“Acabaram as árvores. Gente, quem puxa água são as árvores! E cadê as árvores, pelo amor de Deus? Os bichinhos eu não sei o que é que viraram. Eles derrubaram tudo, aí não sei para onde vão os bichos.”
Este desabafo pertence ao agricultor Felicio Simplicio da Guarda, de 72 anos. Ele testemunhou a transformação completa do lugar onde vive, na zona rural do município baiano de São Desidério, a 872 km de Salvador, ao longo dos últimos 40 anos. Essa mudança foi impulsionada pelas grandes fazendas, que começaram a se expandir e substituir o Cerrado, que outrora dominava a paisagem, como reporta a Folha em mais um capítulo da série “Cerrado loteado”, que explora o avanço contínuo do desmatamento no bioma.
Ao longo de sua vida, vivendo às margens do rio Guará desde a juventude, Guarda adaptou-se a organizar sua vida em torno do ciclo das secas e das cheias, que agora não são mais previsíveis. Quando a reportagem o visitou em meados de março, durante a estação chuvosa, o rio estava dentro de seu leito natural, em vez de transbordar pelo vale como era esperado.
São Desidério, na região do MATOPIBA – que engloba os estados do Maranhão, Tocantins, Piauí e Bahia – é o município que mais desmatou o Cerrado em 2023. Segundo dados do sistema PRODES, do INPE, foram perdidos 417 km² de vegetação dentro dos limites territoriais da cidade.
Por toda parte, extensas áreas estão cercadas, onde não se vê o fim das plantações, e as fazendas são protegidas por seguranças armados. Recentemente desmatadas, as raízes das árvores estão amontoadas em fileiras longas, conhecidas como leiras, esperando para serem queimadas e dar espaço para a produção agrícola.

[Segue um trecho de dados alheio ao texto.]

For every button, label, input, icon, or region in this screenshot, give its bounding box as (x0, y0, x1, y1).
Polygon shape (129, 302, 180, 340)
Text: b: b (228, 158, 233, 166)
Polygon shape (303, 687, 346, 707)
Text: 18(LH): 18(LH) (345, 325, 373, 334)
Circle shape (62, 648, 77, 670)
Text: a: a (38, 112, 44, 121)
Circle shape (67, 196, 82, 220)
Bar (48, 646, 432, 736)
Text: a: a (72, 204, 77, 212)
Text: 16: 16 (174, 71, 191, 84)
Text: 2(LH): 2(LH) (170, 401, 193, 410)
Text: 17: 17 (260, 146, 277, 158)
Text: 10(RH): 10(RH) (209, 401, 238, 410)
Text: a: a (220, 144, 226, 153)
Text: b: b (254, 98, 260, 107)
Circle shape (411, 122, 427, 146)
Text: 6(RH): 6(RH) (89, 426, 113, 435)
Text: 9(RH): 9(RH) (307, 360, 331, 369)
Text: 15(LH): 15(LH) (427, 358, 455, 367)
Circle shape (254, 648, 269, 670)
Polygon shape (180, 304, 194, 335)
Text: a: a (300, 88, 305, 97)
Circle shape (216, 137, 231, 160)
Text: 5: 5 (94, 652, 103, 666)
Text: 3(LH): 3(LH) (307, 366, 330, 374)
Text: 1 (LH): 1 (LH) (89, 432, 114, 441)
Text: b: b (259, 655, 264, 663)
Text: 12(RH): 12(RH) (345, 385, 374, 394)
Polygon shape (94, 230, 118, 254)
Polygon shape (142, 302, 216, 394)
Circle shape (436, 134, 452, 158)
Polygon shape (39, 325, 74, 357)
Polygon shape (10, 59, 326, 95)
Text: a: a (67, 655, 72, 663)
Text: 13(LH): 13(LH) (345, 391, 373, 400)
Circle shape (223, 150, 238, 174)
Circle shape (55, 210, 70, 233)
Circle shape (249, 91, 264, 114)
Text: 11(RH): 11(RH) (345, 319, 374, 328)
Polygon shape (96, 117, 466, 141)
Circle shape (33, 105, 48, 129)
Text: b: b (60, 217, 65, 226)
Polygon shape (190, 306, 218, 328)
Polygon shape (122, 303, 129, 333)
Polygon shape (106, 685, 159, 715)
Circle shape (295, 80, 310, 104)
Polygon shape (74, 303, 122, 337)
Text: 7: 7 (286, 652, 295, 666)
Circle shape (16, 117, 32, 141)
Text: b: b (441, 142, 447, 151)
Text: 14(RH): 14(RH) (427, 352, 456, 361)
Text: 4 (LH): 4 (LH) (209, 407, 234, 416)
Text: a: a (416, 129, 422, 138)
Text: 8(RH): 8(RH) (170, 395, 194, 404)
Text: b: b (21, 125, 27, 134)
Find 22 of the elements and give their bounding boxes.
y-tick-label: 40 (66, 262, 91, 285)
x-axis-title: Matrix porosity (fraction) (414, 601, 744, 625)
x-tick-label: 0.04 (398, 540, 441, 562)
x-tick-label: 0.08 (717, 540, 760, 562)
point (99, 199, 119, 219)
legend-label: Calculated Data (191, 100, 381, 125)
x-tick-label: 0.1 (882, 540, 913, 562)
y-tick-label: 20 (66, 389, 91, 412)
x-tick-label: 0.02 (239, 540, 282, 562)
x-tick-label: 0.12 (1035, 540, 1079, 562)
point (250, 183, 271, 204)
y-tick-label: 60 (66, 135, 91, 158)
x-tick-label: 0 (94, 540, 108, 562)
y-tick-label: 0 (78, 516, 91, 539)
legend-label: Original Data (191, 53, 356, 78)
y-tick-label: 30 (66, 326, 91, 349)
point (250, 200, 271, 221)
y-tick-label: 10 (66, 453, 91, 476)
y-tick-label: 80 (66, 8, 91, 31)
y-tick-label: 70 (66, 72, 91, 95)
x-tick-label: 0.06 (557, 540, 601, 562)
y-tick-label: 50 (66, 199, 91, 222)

A relação direta entre o desmatamento do Cerrado e a diminuição do fluxo dos rios ocorre devido à redução das chuvas e à substituição da vegetação nativa pela monocultura, principalmente de soja. As plantas nativas possuem raízes que são de duas a três vezes maiores do que a parte visível acima do solo. Em contraste, as plantações de soja têm raízes curtas, compactando o solo e dificultando a absorção de água, o que prejudica a recarga dos aquíferos, especialmente nas áreas de chapadões, onde as plantações predominam devido às maiores precipitações.
Com o rápido processo de destruição e a falta de manejo adequado das áreas remanescentes do bioma, vastas porções do território brasileiro estão se convertendo em Cerradão, uma formação florestal com baixa biodiversidade, onde espécies típicas do Cerrado se misturam com outras mais generalistas.
Isso é evidenciado no estudo “Dinâmica da comunidade arbórea no cerradão (2002-2016): Um caso de mudança de bioma”, publicado na revista Forest Ecology and Management e divulgado pela Folha, Gigante 163 e Agência FAPESP. A pesquisa analisou as mudanças ocorridas ao longo de 14 anos em 256 parcelas, totalizando 10,24 hectares, em um cerradão dentro da Estação Ecológica de Assis, em São Paulo.
Os pesquisadores descobriram que mais da metade das mais de 20 mil árvores registradas inicialmente haviam morrido em 14 anos, enquanto outras 10 mil haviam crescido até atingir 5 cm de diâmetro. Esse é um intervalo de tempo bastante curto para uma mudança tão significativa na vegetação. Em outras palavras, uma vez desencadeada, a transformação do Cerrado em cerradão pode ocorrer rapidamente.